Enfin c'est un des premiers prophètes de l'Ere
de l'information dans ses dimensions écologiques et d'alternative
à la violence ou de transformation du travail, opposant les sociétés énergétiques
(basées sur le pétrole, le travail, la force, la violence, la domination
hiérarchique) à la société de l'information basée
sur l'autonomie, le savoir et la communication, passage de l'
homo faber au véritable
homo sapiens.
La civilisation des loisirs que fait entrevoir l'automation fait espérer
ct âge d'or humain, mais tout en apportant le cadre économique et social
dans lequel cet âge d'or pourra s'épanouir, l'équilibre biopsychologique
de l'homme avec son milieu n'en découlera pas de façon obligatoire pour
autant. A l'alcoolisme de la misère peut aussi succéder l'alcoolisme de
l'ennui. A vrai dire, une telle évolution est même difficile à imaginer.

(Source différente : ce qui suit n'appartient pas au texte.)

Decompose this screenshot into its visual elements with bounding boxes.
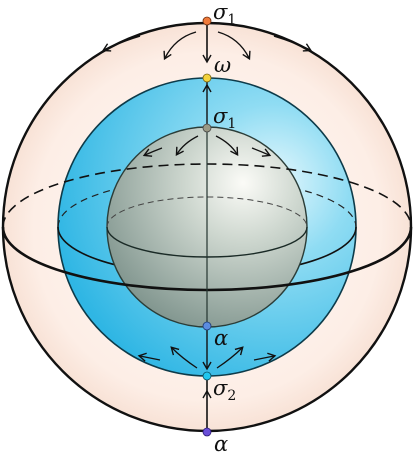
flow-arrow-outer-left [101, 35, 141, 52]
flow-arrow-inner-far-right [251, 147, 272, 157]
label-alpha-inner: α [214, 326, 228, 350]
label-omega: ω [214, 53, 231, 77]
point-sigma1-outer [202, 16, 212, 26]
flow-arrow-top-left [163, 31, 197, 61]
flow-arrow-sigma2-right [216, 346, 244, 369]
flow-arrow-top-right [217, 31, 251, 61]
point-alpha-inner [202, 321, 212, 331]
label-alpha-bottom: α [214, 432, 228, 455]
flow-arrow-inner-left [175, 135, 199, 157]
flow-arrow-sigma2-far-left [137, 352, 161, 362]
label-sigma1-inner: σ1 [213, 104, 236, 132]
flow-arrow-sigma2-left [170, 346, 198, 369]
point-omega [202, 73, 212, 83]
middle-equator-back [57, 178, 357, 228]
flow-arrow-inner-far-left [142, 147, 163, 157]
point-sigma2 [202, 371, 212, 381]
inner-equator-back [106, 196, 308, 228]
point-sigma1-inner [202, 123, 212, 133]
flow-arrow-sigma2-far-right [253, 352, 277, 362]
label-sigma1-outer: σ1 [213, 0, 236, 28]
label-sigma2: σ2 [213, 376, 236, 404]
flow-arrow-inner-right [215, 135, 239, 157]
flow-arrow-outer-right [273, 35, 313, 52]
point-alpha-bottom [202, 427, 212, 437]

Il est beaucoup plus probable que l'homme travaillera de plus en plus,
qu'il aura de moins en moins de loisirs, dans le sens que nous donnons
aujourd'hui à ce mot. Mais son travail sera de plus en plus humain, de
plus en plus néocéphalisé, il deviendra de moins en moins homo faber, ce
que les machines feront à sa place, et de plus en plus homo sapiens.

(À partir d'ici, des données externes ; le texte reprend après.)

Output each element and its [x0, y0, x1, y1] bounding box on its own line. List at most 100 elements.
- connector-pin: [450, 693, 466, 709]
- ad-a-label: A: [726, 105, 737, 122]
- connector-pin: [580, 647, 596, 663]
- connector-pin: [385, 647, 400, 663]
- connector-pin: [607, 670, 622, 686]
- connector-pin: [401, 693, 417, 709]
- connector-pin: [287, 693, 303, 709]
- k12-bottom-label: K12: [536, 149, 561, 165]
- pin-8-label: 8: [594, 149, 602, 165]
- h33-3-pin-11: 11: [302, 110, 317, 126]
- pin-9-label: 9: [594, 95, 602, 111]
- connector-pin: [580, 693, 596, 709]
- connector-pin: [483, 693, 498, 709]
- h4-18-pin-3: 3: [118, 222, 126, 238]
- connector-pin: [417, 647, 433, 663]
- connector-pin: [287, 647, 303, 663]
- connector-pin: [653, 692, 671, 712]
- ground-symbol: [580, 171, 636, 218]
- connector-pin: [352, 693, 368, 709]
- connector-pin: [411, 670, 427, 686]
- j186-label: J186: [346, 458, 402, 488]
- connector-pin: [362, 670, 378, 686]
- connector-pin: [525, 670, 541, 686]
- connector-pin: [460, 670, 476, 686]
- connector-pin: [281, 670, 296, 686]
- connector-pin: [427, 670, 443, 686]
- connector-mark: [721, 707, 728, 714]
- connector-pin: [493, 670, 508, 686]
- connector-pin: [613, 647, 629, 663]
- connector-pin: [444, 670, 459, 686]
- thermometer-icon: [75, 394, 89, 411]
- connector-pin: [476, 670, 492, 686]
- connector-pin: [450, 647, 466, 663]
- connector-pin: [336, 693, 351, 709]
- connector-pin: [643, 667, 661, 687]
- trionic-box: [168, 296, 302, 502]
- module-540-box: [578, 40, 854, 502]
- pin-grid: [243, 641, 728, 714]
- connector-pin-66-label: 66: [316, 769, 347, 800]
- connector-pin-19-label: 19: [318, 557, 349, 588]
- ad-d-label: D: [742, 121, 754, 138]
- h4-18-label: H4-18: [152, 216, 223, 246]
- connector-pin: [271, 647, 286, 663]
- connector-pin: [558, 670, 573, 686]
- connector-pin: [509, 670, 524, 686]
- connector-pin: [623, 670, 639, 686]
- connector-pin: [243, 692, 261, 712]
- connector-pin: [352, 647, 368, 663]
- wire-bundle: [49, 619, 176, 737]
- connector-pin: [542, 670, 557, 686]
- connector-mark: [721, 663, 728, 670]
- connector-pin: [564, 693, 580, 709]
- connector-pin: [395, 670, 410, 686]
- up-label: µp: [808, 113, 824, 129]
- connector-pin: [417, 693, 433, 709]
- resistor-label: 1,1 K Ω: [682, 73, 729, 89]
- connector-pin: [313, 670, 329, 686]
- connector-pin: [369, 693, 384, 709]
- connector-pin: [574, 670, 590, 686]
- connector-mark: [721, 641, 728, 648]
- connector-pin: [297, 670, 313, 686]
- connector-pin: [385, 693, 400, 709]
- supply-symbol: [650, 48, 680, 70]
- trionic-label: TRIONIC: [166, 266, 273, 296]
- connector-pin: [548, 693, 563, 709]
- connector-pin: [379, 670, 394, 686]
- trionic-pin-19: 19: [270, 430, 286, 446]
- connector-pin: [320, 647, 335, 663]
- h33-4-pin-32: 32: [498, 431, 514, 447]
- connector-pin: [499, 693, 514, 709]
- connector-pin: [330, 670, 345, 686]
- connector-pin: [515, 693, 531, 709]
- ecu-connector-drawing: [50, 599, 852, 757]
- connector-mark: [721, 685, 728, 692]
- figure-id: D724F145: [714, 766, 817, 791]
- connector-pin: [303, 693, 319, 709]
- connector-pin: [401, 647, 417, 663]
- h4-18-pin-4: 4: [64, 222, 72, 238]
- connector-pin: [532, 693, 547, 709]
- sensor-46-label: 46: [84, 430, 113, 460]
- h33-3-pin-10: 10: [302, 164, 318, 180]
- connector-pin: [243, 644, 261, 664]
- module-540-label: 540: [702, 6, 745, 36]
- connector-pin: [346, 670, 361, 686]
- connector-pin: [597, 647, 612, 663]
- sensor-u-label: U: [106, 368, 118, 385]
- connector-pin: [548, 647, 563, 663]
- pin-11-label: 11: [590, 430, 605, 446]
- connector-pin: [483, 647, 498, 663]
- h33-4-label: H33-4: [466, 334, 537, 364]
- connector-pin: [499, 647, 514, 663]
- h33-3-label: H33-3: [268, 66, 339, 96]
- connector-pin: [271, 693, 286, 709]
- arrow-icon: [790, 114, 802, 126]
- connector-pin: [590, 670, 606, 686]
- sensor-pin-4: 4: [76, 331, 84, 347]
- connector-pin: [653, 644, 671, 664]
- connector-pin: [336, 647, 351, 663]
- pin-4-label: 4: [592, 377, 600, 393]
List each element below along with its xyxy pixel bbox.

Henri Laborit, Biologie et structure, p42, 1968
Le groupe des dix
"
Lorsque nous le rencontrons avec Edgar Morin et Robert Buron, nous sommes
impressionnés de ses thèses et nous décidons d'en discuter
plus avant" rapporte Jacques Robin. C'est ainsi que sera fondé
le Groupe des dix dont nous sommes les héritiers. Laborit
y apporta une contribution essentielle. S'il n'évitait pas toujours le
réductionnisme, du moins savait-il s'entourer de critiques éclairés,
pratiquant déjà une indispensable mais difficile transversalité
pour construire une vision globale de la vie et de l'univers avec ses niveaux
de complexité traversés par des flux d'énergie et d'informations.
Sachant qu'on ne peut penser qu'avec des modèles simplifiés,
des grilles de lecture (voir "
La nouvelle grille"), il ne s'est laissé enfermer dans aucune, à l'écart
des institutions et des honneurs académiques, c'était un chercheur
fécond, rigoureux et obstiné, un homme libre.